Aurora Flight Sciences has handed over the first production Centaur optionally-piloted aircraft (OPA) system to the Swiss federal defence procurement agency, Armasuisse.
Ordered in January 2012, the aircraft serves as a flying test bed for new sensors and sense and avoid equipment needed for operation of unmanned aircraft systems (UAS) in the National Air Space (NAS).
Aurora Flight Sciences chairman and CEO Dr. John Langford said: "Centaur is an ideal platform for Switzerland's initiative to develop new technologies that will enable UAV operations in the Swiss National Air Space."
Centaur will not serve as an operational system with the Swiss Air Force, but is scheduled to start operating as a flying test bed from Emmen Military Airfield in Switzerland, after completion of the OPA equipment installation and site preparation for Aurora's ground control station in January 2013.
Derived from the Diamond DA42 multi-purpose platform (MPP), the Centaur is a twin-engine aircraft designed to operate in both manned and unmanned configurations for a wide range of defence, intelligence, surveillance and reconnaissance (ISR), as well as law enforcement missions.
Requiring only four hours for transition between manned and unmanned flight modes, the aircraft also carries a remote ground-control station for use during operations that are too dangerous for manned aircraft.

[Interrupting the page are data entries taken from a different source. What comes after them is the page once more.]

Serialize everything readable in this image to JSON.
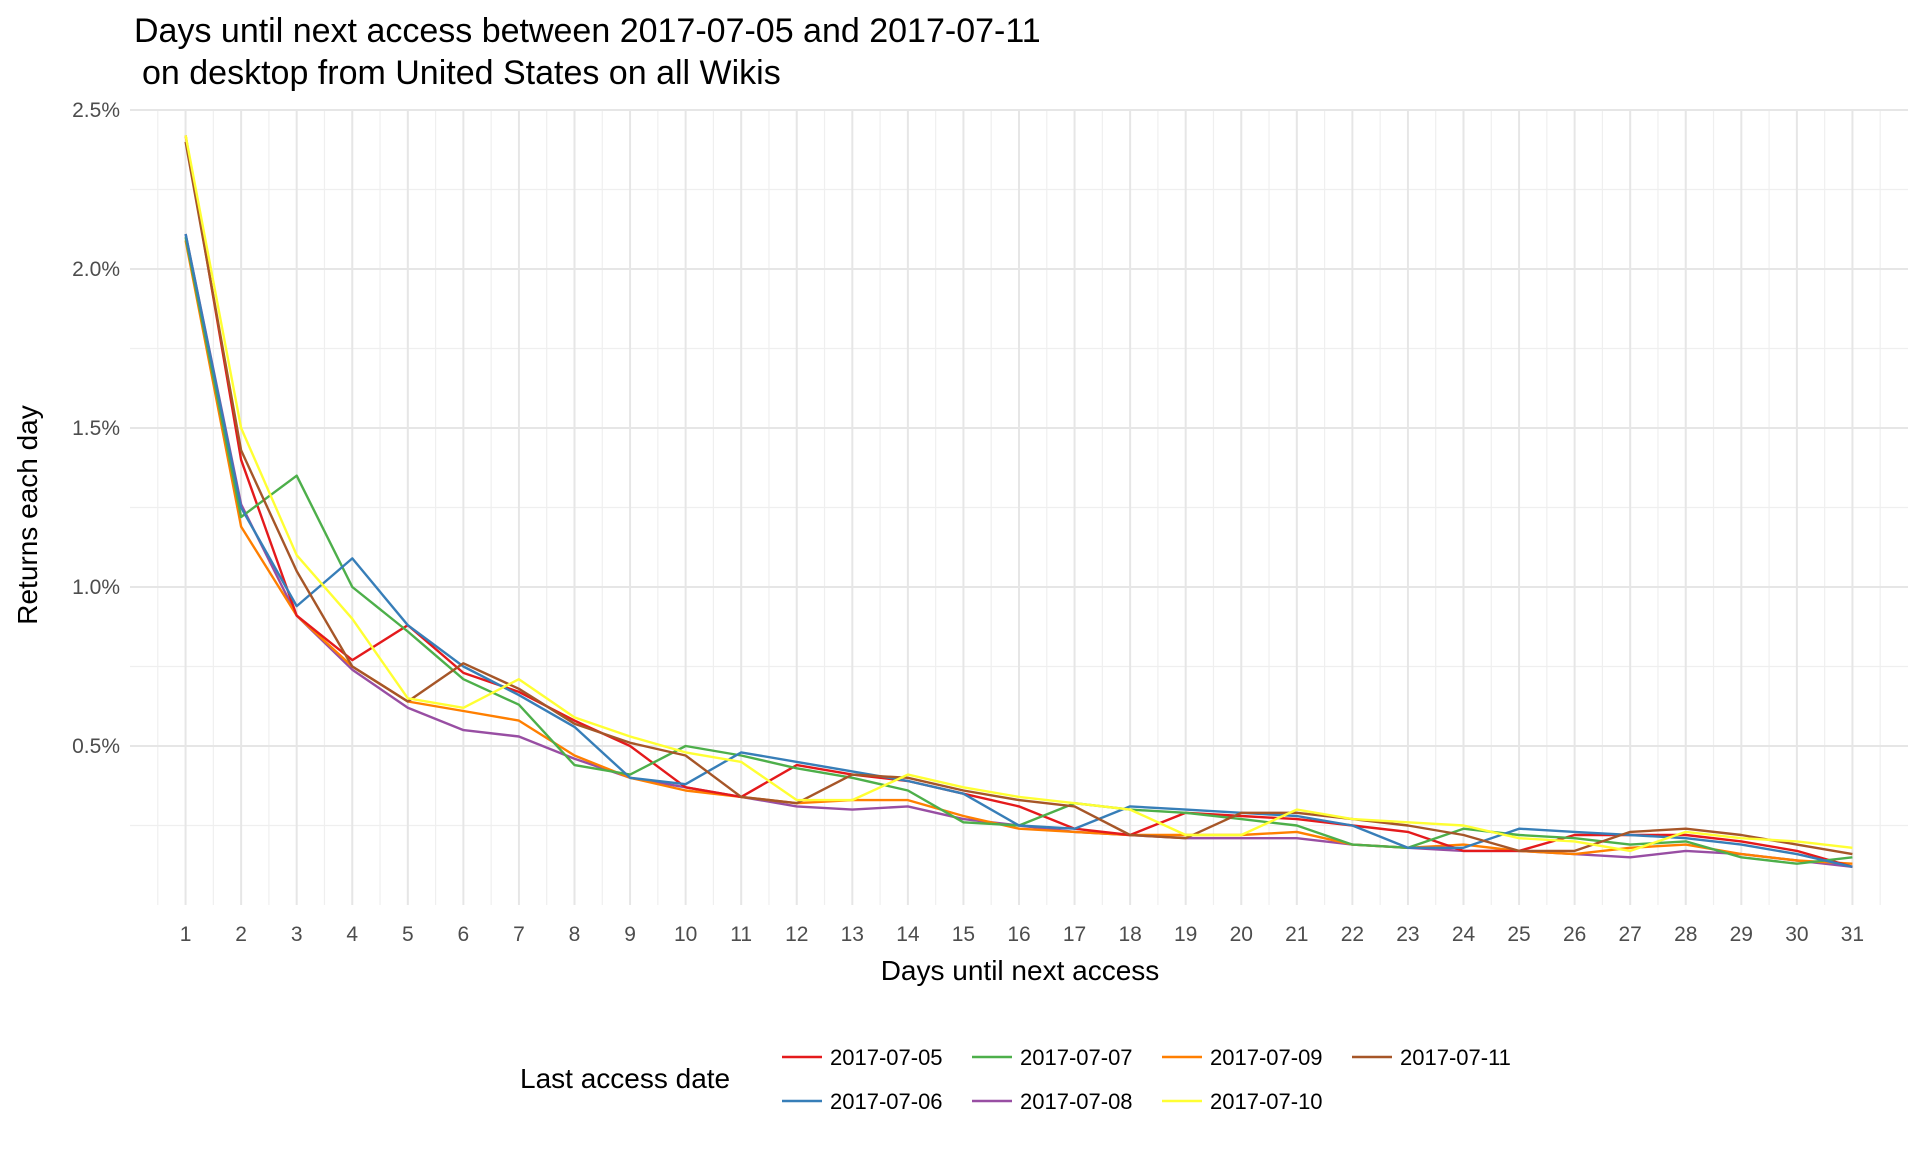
{
  "chart_data": {
    "type": "line",
    "title": "Days until next access between 2017-07-05 and 2017-07-11",
    "subtitle": "on desktop from United States on all Wikis",
    "xlabel": "Days until next access",
    "ylabel": "Returns each day",
    "x": [
      1,
      2,
      3,
      4,
      5,
      6,
      7,
      8,
      9,
      10,
      11,
      12,
      13,
      14,
      15,
      16,
      17,
      18,
      19,
      20,
      21,
      22,
      23,
      24,
      25,
      26,
      27,
      28,
      29,
      30,
      31
    ],
    "xlim": [
      0,
      32
    ],
    "ylim": [
      0.0,
      2.5
    ],
    "y_ticks": [
      0.5,
      1.0,
      1.5,
      2.0,
      2.5
    ],
    "y_tick_labels": [
      "0.5%",
      "1.0%",
      "1.5%",
      "2.0%",
      "2.5%"
    ],
    "y_unit": "%",
    "grid": true,
    "legend": {
      "title": "Last access date",
      "position": "bottom"
    },
    "series": [
      {
        "name": "2017-07-05",
        "color": "#e41a1c",
        "values": [
          2.42,
          1.4,
          0.91,
          0.77,
          0.88,
          0.73,
          0.67,
          0.58,
          0.5,
          0.37,
          0.34,
          0.44,
          0.41,
          0.39,
          0.35,
          0.31,
          0.24,
          0.22,
          0.29,
          0.28,
          0.27,
          0.25,
          0.23,
          0.17,
          0.17,
          0.22,
          0.22,
          0.22,
          0.2,
          0.17,
          0.12
        ]
      },
      {
        "name": "2017-07-06",
        "color": "#377eb8",
        "values": [
          2.11,
          1.25,
          0.94,
          1.09,
          0.88,
          0.75,
          0.66,
          0.56,
          0.4,
          0.38,
          0.48,
          0.45,
          0.42,
          0.39,
          0.35,
          0.25,
          0.24,
          0.31,
          0.3,
          0.29,
          0.28,
          0.25,
          0.18,
          0.18,
          0.24,
          0.23,
          0.22,
          0.21,
          0.19,
          0.16,
          0.12
        ]
      },
      {
        "name": "2017-07-07",
        "color": "#4daf4a",
        "values": [
          2.1,
          1.22,
          1.35,
          1.0,
          0.86,
          0.71,
          0.63,
          0.44,
          0.41,
          0.5,
          0.47,
          0.43,
          0.4,
          0.36,
          0.26,
          0.25,
          0.32,
          0.3,
          0.29,
          0.27,
          0.25,
          0.19,
          0.18,
          0.24,
          0.22,
          0.21,
          0.19,
          0.2,
          0.15,
          0.13,
          0.15
        ]
      },
      {
        "name": "2017-07-08",
        "color": "#984ea3",
        "values": [
          2.11,
          1.26,
          0.91,
          0.74,
          0.62,
          0.55,
          0.53,
          0.46,
          0.4,
          0.37,
          0.34,
          0.31,
          0.3,
          0.31,
          0.27,
          0.25,
          0.23,
          0.22,
          0.21,
          0.21,
          0.21,
          0.19,
          0.18,
          0.17,
          0.17,
          0.16,
          0.15,
          0.17,
          0.16,
          0.14,
          0.12
        ]
      },
      {
        "name": "2017-07-09",
        "color": "#ff7f00",
        "values": [
          2.09,
          1.19,
          0.91,
          0.75,
          0.64,
          0.61,
          0.58,
          0.47,
          0.4,
          0.36,
          0.34,
          0.32,
          0.33,
          0.33,
          0.28,
          0.24,
          0.23,
          0.22,
          0.22,
          0.22,
          0.23,
          0.19,
          0.18,
          0.19,
          0.17,
          0.16,
          0.18,
          0.19,
          0.16,
          0.14,
          0.13
        ]
      },
      {
        "name": "2017-07-10",
        "color": "#ffff33",
        "values": [
          2.42,
          1.5,
          1.1,
          0.9,
          0.65,
          0.62,
          0.71,
          0.59,
          0.53,
          0.48,
          0.45,
          0.33,
          0.33,
          0.41,
          0.37,
          0.34,
          0.32,
          0.3,
          0.22,
          0.22,
          0.3,
          0.27,
          0.26,
          0.25,
          0.21,
          0.2,
          0.17,
          0.23,
          0.21,
          0.2,
          0.18
        ]
      },
      {
        "name": "2017-07-11",
        "color": "#a65628",
        "values": [
          2.4,
          1.43,
          1.05,
          0.75,
          0.64,
          0.76,
          0.68,
          0.57,
          0.51,
          0.47,
          0.34,
          0.32,
          0.41,
          0.4,
          0.36,
          0.33,
          0.31,
          0.22,
          0.21,
          0.29,
          0.29,
          0.27,
          0.25,
          0.22,
          0.17,
          0.17,
          0.23,
          0.24,
          0.22,
          0.19,
          0.16
        ]
      }
    ]
  }
}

Compatible with Nato Stanag 4586, the system can also be flown in the hybrid mode, which involves operations as a UAV, but with an onboard safety pilot to watch for other aircraft or override control in an event of emergency.
Capable of staying airborne for up to one day, the aircraft consumes less fuel and is virtually undetectable even at altitudes of over 3,000ft due to extensive noise suppression.
The system is scheduled to be operated in unmanned mode by Armasuisse, following a comprehensive hybrid mode flight testing in Virginia and Switzerland, in March 2013.